Right now, I could take away every prescription that improves his health, and his medical providers would be completely on board. I could post an ad in the local paper, saying, “I am withholding medicine so my dad will die sooner,” and law enforcement would not come after me. I can do whatever I want. It’s not a good position to be in.
All the decisions are up to me. I have decided to keep him on his prescriptions. I asked him about it, and it’s what he wants. On the other hand, I would oppose any effort to give him major surgery. It would be cruel and pointless, even if it bought him a few months.
I have had a lot of concerns. I have wondered if I was right to give him pills that might extend his suffering by keeping him alive. Now it looks like I don’t have to worry about that. They’re not helping much, if at all. He is still fading. Nothing can help him, short of divine healing.
I can go ahead and give him his pills with a clear conscience. I won’t be prolonging his suffering, and I won’t be withholding medicine, which seems Macchiavellian and possibly sinful to me.
One day they may tell me to stop feeding him. That’s not for me. I don’t think it’s always immoral to turn off a breathing machine, but starvation is inhumane. So is death by thirst. As long as a demented person’s body will function without a lot of unnatural help, I think feeding should be continued.
My best guess is that God and nature will make the hard decisions for me. He’s not Terri Schiavo, who could have lived a long time had she continued to receive care. Unlike her, he has a progressive disease which will run its course quickly. If I make mistakes, they won’t cut years off his life or add unwanted years to the continued functioning of a nearly vacant body. If they have any effect at all, it will be small.
I think God has told me my dad will go during the early part of this year. We will see.

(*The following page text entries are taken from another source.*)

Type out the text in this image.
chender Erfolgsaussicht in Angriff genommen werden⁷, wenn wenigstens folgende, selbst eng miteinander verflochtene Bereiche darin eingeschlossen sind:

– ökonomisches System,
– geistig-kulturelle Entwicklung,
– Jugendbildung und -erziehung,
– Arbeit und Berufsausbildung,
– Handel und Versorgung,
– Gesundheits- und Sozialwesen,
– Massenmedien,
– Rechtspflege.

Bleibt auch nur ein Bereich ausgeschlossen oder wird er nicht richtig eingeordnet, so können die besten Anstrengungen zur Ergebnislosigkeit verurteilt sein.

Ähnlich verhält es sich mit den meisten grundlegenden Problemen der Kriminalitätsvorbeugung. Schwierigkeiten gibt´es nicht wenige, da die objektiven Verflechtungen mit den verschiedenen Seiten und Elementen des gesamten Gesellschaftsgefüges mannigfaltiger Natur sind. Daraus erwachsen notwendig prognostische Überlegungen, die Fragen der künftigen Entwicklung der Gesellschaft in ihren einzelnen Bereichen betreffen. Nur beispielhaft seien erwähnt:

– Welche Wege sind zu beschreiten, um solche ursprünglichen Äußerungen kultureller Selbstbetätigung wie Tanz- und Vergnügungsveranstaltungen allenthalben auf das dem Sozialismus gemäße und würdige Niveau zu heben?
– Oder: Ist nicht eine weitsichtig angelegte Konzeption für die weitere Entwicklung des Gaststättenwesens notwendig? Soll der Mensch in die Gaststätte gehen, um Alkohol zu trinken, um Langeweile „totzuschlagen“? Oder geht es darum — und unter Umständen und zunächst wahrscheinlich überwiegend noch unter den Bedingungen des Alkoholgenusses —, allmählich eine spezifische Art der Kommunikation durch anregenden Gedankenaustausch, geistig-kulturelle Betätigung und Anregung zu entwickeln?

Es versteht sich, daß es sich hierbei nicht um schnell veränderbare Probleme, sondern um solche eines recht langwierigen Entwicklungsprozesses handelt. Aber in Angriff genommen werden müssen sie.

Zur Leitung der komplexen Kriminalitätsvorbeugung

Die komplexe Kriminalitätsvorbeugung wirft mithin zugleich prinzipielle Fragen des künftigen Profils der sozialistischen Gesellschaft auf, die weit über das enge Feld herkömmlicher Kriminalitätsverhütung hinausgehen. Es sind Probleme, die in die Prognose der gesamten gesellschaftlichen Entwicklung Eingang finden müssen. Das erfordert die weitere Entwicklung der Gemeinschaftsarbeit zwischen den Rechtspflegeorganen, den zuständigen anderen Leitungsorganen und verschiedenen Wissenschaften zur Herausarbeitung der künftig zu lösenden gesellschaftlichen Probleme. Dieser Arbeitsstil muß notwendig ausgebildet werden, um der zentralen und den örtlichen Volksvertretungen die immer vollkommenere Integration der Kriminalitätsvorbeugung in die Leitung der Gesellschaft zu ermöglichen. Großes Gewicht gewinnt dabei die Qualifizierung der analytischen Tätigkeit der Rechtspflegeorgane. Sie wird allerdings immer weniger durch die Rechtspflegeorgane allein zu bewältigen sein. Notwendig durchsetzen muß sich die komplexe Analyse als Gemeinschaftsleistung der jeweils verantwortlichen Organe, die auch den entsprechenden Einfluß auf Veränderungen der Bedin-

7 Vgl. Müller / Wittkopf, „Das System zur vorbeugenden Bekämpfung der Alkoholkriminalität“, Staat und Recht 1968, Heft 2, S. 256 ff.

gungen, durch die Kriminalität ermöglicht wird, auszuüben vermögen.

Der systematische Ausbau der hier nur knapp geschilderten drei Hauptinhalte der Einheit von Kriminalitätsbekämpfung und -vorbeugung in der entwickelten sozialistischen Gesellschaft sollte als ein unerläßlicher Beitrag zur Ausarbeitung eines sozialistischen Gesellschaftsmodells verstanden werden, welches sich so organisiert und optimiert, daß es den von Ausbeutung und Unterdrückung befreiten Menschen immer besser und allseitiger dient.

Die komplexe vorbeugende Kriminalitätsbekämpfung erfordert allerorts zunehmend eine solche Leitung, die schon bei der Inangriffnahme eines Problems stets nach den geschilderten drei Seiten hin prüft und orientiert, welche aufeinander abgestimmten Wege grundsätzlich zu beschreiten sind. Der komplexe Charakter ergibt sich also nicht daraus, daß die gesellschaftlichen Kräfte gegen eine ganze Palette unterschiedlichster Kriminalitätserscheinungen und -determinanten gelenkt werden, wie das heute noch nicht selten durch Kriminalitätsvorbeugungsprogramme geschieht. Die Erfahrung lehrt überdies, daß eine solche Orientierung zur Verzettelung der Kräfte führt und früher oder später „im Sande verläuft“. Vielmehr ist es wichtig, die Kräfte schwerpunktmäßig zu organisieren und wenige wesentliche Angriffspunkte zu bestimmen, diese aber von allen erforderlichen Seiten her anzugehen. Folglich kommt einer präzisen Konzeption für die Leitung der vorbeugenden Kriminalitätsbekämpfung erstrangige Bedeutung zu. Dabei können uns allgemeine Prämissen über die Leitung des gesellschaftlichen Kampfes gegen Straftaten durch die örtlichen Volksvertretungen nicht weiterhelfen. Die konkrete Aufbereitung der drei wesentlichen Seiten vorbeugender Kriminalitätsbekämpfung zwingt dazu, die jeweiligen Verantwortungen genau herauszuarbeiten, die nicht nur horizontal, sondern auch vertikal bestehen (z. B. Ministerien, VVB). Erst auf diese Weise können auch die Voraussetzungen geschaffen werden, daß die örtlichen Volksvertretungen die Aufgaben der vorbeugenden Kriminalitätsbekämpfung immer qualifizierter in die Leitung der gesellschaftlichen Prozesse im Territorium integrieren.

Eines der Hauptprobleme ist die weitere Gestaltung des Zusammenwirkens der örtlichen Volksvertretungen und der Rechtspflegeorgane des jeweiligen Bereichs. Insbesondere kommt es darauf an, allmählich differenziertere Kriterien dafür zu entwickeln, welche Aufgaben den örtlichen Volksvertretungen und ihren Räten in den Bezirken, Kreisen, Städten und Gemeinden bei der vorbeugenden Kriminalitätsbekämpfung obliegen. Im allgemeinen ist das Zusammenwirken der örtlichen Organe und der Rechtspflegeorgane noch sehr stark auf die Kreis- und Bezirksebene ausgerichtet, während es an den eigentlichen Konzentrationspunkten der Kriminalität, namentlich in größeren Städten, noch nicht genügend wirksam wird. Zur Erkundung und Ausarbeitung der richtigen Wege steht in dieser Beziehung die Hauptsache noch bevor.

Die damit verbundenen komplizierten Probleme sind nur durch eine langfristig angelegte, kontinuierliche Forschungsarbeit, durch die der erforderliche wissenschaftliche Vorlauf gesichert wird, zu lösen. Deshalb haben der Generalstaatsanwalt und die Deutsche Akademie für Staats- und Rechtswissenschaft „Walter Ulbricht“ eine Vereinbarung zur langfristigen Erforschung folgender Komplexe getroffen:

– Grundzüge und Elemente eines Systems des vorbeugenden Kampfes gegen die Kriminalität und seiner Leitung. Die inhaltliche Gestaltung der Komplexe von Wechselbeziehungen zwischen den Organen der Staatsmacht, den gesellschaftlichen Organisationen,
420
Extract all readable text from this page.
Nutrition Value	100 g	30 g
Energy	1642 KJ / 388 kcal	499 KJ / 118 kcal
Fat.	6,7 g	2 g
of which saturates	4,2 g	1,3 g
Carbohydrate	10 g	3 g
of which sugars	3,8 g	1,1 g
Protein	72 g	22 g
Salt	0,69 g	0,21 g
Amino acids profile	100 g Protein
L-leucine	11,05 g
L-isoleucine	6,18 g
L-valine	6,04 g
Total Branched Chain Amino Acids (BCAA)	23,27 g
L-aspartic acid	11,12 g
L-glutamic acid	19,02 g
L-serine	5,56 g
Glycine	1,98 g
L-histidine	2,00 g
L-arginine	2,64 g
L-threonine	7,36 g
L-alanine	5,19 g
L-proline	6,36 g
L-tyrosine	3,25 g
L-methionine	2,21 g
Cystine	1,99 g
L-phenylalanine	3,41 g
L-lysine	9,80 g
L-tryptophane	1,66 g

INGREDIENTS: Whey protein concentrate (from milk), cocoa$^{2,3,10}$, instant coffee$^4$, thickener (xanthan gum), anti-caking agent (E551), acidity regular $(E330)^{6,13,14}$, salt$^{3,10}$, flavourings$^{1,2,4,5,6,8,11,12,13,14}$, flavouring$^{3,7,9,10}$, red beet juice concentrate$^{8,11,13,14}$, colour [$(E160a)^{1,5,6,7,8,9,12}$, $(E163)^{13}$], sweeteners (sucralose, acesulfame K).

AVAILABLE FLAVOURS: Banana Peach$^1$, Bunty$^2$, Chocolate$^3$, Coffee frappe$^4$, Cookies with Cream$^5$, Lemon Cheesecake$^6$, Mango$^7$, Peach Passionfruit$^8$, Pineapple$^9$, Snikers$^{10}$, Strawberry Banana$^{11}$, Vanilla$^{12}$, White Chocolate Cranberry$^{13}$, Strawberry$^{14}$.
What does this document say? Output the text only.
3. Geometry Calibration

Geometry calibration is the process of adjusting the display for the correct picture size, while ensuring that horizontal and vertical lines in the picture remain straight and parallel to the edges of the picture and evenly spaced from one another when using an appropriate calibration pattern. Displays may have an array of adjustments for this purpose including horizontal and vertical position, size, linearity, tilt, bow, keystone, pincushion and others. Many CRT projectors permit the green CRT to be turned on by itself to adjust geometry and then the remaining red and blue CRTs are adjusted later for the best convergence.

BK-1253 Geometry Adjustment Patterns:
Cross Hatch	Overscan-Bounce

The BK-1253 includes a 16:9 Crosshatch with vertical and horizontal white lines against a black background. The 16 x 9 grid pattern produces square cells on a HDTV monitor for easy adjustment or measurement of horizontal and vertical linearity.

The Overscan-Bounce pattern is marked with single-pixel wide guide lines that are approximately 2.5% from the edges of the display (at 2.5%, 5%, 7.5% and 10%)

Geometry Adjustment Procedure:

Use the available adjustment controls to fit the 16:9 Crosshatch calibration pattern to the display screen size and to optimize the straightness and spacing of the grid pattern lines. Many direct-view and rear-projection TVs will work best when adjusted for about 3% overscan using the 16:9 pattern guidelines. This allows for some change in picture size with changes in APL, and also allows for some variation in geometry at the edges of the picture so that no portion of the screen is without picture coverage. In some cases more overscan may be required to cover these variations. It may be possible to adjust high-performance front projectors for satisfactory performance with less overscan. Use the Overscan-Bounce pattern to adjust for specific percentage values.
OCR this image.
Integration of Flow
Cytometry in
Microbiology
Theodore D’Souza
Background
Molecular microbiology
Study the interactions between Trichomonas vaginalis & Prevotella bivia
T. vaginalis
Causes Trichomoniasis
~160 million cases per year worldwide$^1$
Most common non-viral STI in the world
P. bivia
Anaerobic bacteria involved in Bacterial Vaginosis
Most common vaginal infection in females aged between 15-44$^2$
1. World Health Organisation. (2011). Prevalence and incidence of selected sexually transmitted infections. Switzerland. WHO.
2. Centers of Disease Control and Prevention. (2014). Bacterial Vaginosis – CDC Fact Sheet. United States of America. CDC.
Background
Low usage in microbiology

Seems like I have two major tasks: getting him into an ALF, and doing what I can to assure his salvation. That’s not so bad. It will be easier than what I do now.
January 1st, 2019 at 3:10 PM
My dad did not have dementia, but he (like your dad) did have heart disease that made him weaker over time.
One night, my brother and I and our wives went to visit he and his wife for dinner.
After dinner, his wife asked us to help bathe him in the shower as she couldn’t (a petite woman) and he couldn’t and hadn’t.
I think that was the last straw for my dad.
He died to days later.
I tell people he died of embarrassment.
I feel for you. And pray for you.
January 2nd, 2019 at 10:12 AM
Thanks for the input and prayers, Ed.
My concerns about dealing with my dad’s intimate needs are all about me, not him. One of his odd characteristics is that he is immune to embarrassment and shame. He would walk down a crowded street naked and feel nothing at all. He has always been that way. He would happily let anyone bathe him.
I’m sorry your dad went through that. One of the things I hate about medical treatment is the loss of dignity. Medical professionals treat dignity as though it were completely unimportant, and they seem to resent it when patients try to preserve it.
January 2nd, 2019 at 11:43 AM
I just checked, and it turns out exhibitionism is a characteristic of sociopaths.